The S&P 500 is up nearly 16% this year, driven mostly by AI and tech stocks. But if you look beyond the obvious winners, there’s a group of companies that have outperformed the index while maintaining valuations well below the market average.
We screened for stocks that beat the S&P 500’s performance this year, have forward P/E ratios below 20 (cheaper than the S&P average), and carry buy ratings from analysts. What we found: 24 stocks that rallied between 20% and 208% this year but are still trading cheap heading into 2026.
Here are three that stand out.
Micron Technology (MU) – Up 146%, Trading at 12x Forward Earnings
YTD gain: 146% | Forward P/E: 12
Micron is up 146% this year, which sounds expensive until you look at the valuation. The stock trades at just 12 times forward earnings, well below the S&P 500 average of 20.
The memory chip maker has been riding the AI wave as data centers need massive amounts of high-bandwidth memory. Morgan Stanley analyst Joseph Moore recently reiterated his overweight rating and named Micron a top pick, citing a shortage in DRAM (dynamic random-access memory) that should boost earnings power.
Moore’s note from mid-November was clear: “We believe that’s going to move us firmly into uncharted territory from an earnings standpoint, and we think the stock has yet to fully price in the upside that’s coming.”
The AI infrastructure buildout requires HBM (high-bandwidth memory), which is Micron’s specialty. Supply constraints in DRAM mean pricing power should remain strong through 2026. Despite the massive rally this year, the stock is still cheap relative to its earnings potential if the memory shortage continues.
Analysts have an average price target that implies the stock could move higher from current levels, with some targets as high as $338. The valuation disconnect between the stock’s performance and its P/E ratio suggests the market hasn’t fully priced in the earnings growth ahead.

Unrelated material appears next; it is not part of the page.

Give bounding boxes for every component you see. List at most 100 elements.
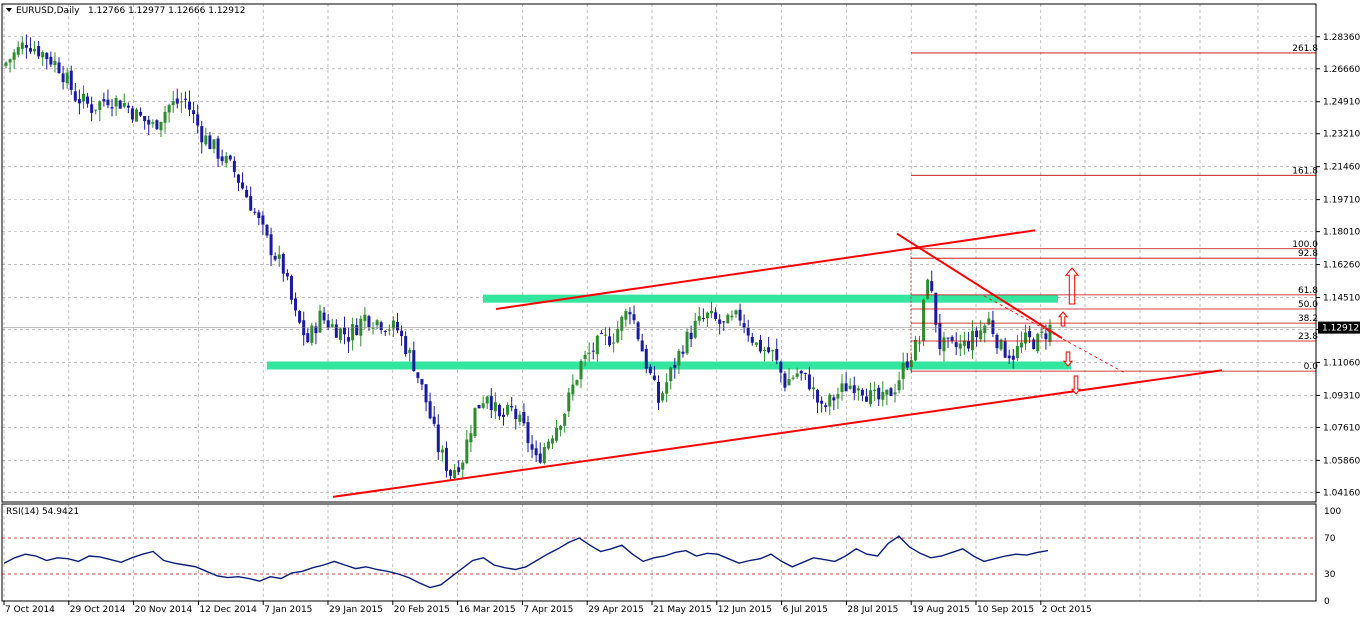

CVS Health (CVS) – Up 74%, Trading at 11x Forward Earnings
YTD gain: 74% | Forward P/E: 11 | Analyst target: $90.66
CVS has rallied 74% this year but still trades at just 11 times forward earnings. That’s one of the cheapest valuations on this entire list, and analysts see another 16% upside to their average price target of $90.66.
The company reported strong Q3 earnings in late October that beat expectations, and management raised its adjusted profit outlook after seeing improvement at its insurance unit. That’s the turnaround story investors have been waiting for.
The pharmacy benefit manager business (Caremark) faces some headwinds as contracts transition to new drug pricing levels, which management flagged. But the insurance unit’s improvement is offsetting that pressure and driving the better-than-expected results.
Of the 19 analysts covering CVS, six rate it a strong buy and 18 give it a buy rating. That’s overwhelming bullish sentiment from the Street, and with the stock trading at 11x earnings after a 74% rally, there’s a case that it’s still undervalued relative to the turnaround progress.
The healthcare sector has been rotating higher, and CVS is positioned to benefit if that momentum continues into 2026. At this valuation, the risk-reward looks attractive.
Newmont (NEM) – Up 124%, Trading at 11x Forward Earnings
YTD gain: 124% | Forward P/E: 11
Newmont is up 124% this year as gold prices hit record highs above $4,000 per ounce. Despite more than doubling, the stock trades at just 11 times forward earnings.
Gold miners offer leverage to the gold price, and Newmont is the largest gold miner in the world. When gold rallies, the miners’ profits expand significantly because their costs are relatively fixed while revenue rises with gold prices.
Gold pulled back from its October highs but is still trading well above $3,900 per ounce. The fundamental drivers that pushed gold higher—central bank buying, currency concerns, geopolitical instability—haven’t gone away.
Newmont reported record free cash flow recently with all-in sustaining costs around $1,566 per ounce. With gold above $3,900, margins are exceptional. If gold maintains these levels or pushes higher in 2026, Newmont’s earnings could surprise to the upside.
The 11x forward P/E seems cheap for a company operating with these kinds of margins in a commodity environment that remains supportive. The stock has had a massive run, but the valuation suggests there could be more upside if gold stays elevated.
The Bigger Picture
These three stocks represent different sectors—semiconductors, healthcare, and materials—but they share a common theme: strong performance this year that hasn’t been fully reflected in their valuations.
The market has been laser-focused on AI and mega-cap tech, which has allowed other winners to fly under the radar. When stocks can rally 74%, 124%, even 146% and still trade at P/E ratios of 11-12x, it suggests the market is pricing in risk or missing the earnings growth story.
Micron has the DRAM shortage and AI memory demand. CVS has the turnaround in its insurance business. Newmont has record margins and elevated gold prices. Each has a specific catalyst that could drive further gains in 2026.
As we head into the new year, these overlooked outperformers might be worth a closer look. Sometimes the best opportunities aren’t in the stocks everyone’s talking about—they’re in the ones that already rallied but are still trading cheap.